So I have a Hermite-Gaussian profile given by the initial value problem
$$
iu_z + u_{xx}=0,\quad (x,z)\in\mathbb{R}\times\mathbb{R}_+
$$
where the condition initially is given by this
$$
u_0(x) = H_n\left(\sqrt{2b}x\right)e^{-bx^2}
$$
where $H_n(x)$ is the Hermite polynomial of nth order
The problem is to find $u(x,z)$ and compute various moments of $x$ to determine the behavior of the profile with propagation distance.
I know that the Fourier Transform of this Hermite polynomial is given by thanks to this answer
$$
\mathscr{F}(H_n(\sqrt{2b}x)e^{-bx^2}) =(-i)^n\sqrt{\frac{2\pi}{2b}}H_n\left(\frac{\xi}{\sqrt{2b}}\right)e^{-\xi^2/4b}
$$
I took the Fourier Transform of the initial equation and got a new equation with two variables $\xi_1, \xi_2$ , namely
$$
\mathscr{F}(iu_z + u_{xx}) = [i(i\xi_1) + i^2\xi^2_2]\widehat u = -(\xi_1+\xi_2^2)\widehat u = 0
$$
I can't for the life of me understand how to extend this initial condition to two variables (x,z) to find the inverse Fourier Transform.
Any help is appreciated.
Best Answer
(Partial answer)
You only need to take the Fourier transform with respect to $x$, such that your differential equation becomes $i\hat{u}_z-\xi^2\hat{u}=0$, hence $\hat{u}(z,\xi) = A(\xi)e^{-iz\xi^2}$. The initial condition gives then $$ A(\xi) = \hat{u}(0,\xi) = \hat{u}_0(\xi) = (-i)^n\sqrt{\frac{\pi}{b}}H_n\left(\frac{\xi}{\sqrt{2b}}\right)e^{-\xi^2/4b}. $$ I let you taking the inverse Fourier transform $-$ N.B. : the fact that Hermite functions are eigenfunctions of the Fourier transform will help (see here).

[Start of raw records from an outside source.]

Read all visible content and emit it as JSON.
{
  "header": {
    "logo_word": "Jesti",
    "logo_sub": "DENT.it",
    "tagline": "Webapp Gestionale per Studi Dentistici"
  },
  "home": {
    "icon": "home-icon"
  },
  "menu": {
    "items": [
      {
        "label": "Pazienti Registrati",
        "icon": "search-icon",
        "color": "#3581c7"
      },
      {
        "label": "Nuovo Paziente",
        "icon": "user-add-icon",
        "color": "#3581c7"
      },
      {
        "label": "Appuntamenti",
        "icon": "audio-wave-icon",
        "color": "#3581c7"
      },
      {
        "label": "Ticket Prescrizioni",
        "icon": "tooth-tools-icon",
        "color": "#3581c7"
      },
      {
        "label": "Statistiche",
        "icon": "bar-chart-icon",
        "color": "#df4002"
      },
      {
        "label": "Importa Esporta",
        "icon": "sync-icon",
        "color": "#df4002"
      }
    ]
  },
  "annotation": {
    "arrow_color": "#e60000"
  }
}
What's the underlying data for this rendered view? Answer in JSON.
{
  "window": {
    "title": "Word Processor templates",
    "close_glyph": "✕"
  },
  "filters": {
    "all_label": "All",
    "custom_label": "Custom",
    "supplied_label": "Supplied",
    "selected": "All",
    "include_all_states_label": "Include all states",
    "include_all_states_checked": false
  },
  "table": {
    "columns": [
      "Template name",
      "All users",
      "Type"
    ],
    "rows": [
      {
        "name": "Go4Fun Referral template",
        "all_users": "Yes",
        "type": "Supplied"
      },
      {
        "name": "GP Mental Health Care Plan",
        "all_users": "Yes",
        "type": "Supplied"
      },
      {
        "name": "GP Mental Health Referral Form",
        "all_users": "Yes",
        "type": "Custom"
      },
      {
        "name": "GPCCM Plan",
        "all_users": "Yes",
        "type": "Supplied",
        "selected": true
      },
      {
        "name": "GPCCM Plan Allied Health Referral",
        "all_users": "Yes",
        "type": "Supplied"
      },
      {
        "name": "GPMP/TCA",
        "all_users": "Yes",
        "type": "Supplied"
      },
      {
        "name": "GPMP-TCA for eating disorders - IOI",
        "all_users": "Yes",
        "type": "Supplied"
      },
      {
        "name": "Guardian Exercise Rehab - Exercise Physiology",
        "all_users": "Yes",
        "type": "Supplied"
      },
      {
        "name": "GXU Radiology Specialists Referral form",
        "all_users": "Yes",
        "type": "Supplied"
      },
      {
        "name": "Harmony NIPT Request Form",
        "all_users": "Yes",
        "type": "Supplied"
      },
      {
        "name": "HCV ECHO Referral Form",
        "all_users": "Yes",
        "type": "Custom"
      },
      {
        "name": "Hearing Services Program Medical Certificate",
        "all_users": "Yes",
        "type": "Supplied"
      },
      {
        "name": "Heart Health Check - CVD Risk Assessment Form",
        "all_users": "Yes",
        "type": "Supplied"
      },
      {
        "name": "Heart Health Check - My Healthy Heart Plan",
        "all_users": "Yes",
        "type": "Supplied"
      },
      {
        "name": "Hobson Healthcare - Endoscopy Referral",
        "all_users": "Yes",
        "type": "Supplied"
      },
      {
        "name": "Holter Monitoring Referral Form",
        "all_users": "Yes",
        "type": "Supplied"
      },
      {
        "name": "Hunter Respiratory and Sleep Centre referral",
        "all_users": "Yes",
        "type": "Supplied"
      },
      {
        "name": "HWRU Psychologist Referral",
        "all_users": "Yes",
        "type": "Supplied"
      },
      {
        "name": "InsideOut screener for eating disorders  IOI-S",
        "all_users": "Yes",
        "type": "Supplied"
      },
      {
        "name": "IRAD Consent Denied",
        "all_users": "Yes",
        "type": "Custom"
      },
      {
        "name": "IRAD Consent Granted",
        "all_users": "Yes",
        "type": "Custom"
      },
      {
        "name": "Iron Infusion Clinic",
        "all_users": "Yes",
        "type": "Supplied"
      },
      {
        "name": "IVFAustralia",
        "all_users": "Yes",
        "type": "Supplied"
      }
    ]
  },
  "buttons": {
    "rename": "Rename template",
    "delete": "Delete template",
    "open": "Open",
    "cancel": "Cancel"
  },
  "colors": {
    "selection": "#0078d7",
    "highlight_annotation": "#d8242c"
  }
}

Addendum. I don't know in which context your differential equation arises (it looks like Schrödinger equation for a free particle), but it is to be noticed that it can take the form of the standard 1D heat equation, i.e. $u_t = u_{xx}$, after a Wick rotation $z \mapsto -it$.